In recent years, the Czech economy has stabilized around its steady state. Given the gradual stabilization of the structure of consumption and the completion of the main “transformation” changes in the quality of consumer goods, the extent of statistical overestimation in the measurement of inflation is expected to decline gradually. Lower measured inflation should also be fostered by the fact that the new consumer basket, used since January 2007, has increased the weight of tradable unregulated commodities, whose prices are rising only slowly or even falling in the Czech Republic over the medium term. Also, inflation expectations have been anchored just below the CNB's current target of 3 percent. In this situation, moving to a lower inflation target will help achieve the Maastricht inflation criterion.
Since the launch of its inflation targeting strategy, the CNB has gradually increased the transparency of the Bank Board's monetary policy decision-making. Beginning 2008, the CNB will publish, in numerical form, the forecast-consistent path of its policy interest rates. This step will further enhance the transparency of the CNB's inflation forecast and will give external observers a better understanding of the CNB's monetary policy. However, this forecast is not a commitment by the CNB to future evolution of rates. Developments and new information that becomes available since the preparation of the forecast can cause the actual interest rate path to deviate from the previously forecast path. Like the forecast for other main variables, this uncertainty will be illustrated in a fan chart.
The CNB has decided to release the voting results of individual Board members on interest rate decisions. This will allow observers and the general public to better identify the opinions of each Board member and thus better understand the decisions of the Board as a whole. It will also give Board members more freedom to express their views in public. Increasing the accountability of individual board members will strengthen the principle of majority in the decision-making process of the Board.
Prospects of euro adoption
As an EU member without derogation, the Czech Republic is committed to adopting the euro once the Maastricht criteria are met. Its strategy for adopting the euro anticipated the country's joining the euro area in 2009 or 2010.

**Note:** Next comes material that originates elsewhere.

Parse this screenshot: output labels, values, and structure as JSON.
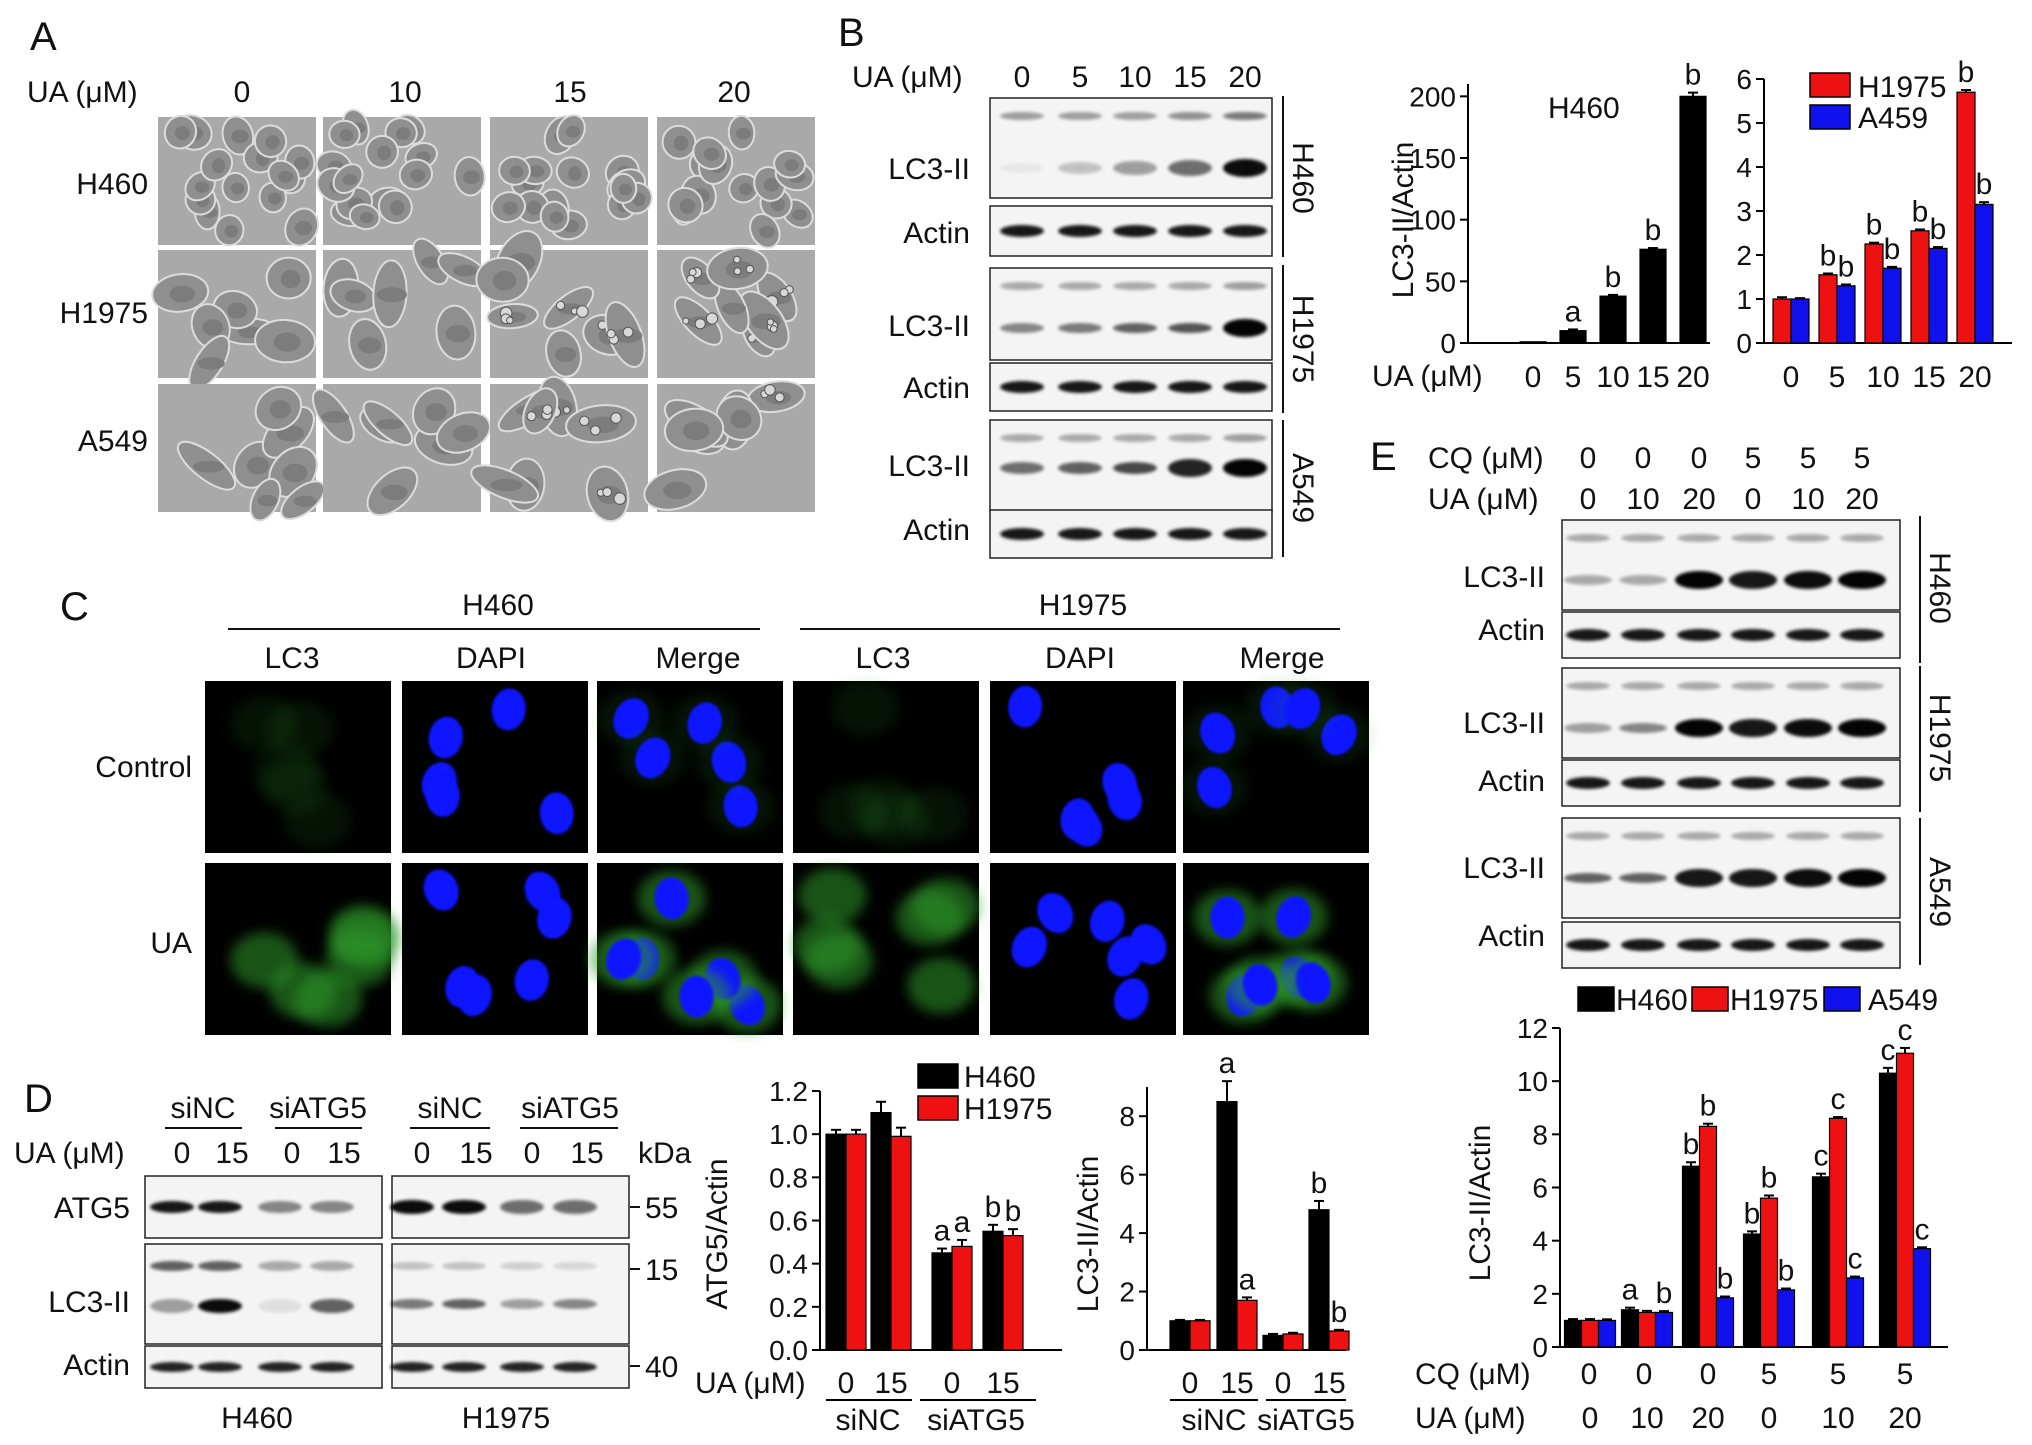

The Czech authorities annually assess whether economic conditions and nominal and real convergence are sufficiently aligned with the euro area. Based on an overall assessment, the Czech government has now concluded that only some of the preconditions for benefiting from the adoption of a single currency have already been met. The main obstacle to the fulfillment of the Maastricht criteria continues to be the medium-term prospects for public finances. The still limited flexibility of the labor market and an unsatisfactory entrepreneurial business environment represent a continuing risk for the smooth performance of the Czech economy within the European monetary union.
The euro adoption date will depend on the resolution of these obstacles. The Czech government is committed to making maximum reform efforts to resolve these problems by the end of its term. Only after successfully establishing the conditions for benefiting from adopting the euro will the Czech authorities announce the targeted adoption date and enter the ERM II for the minimum required length of time.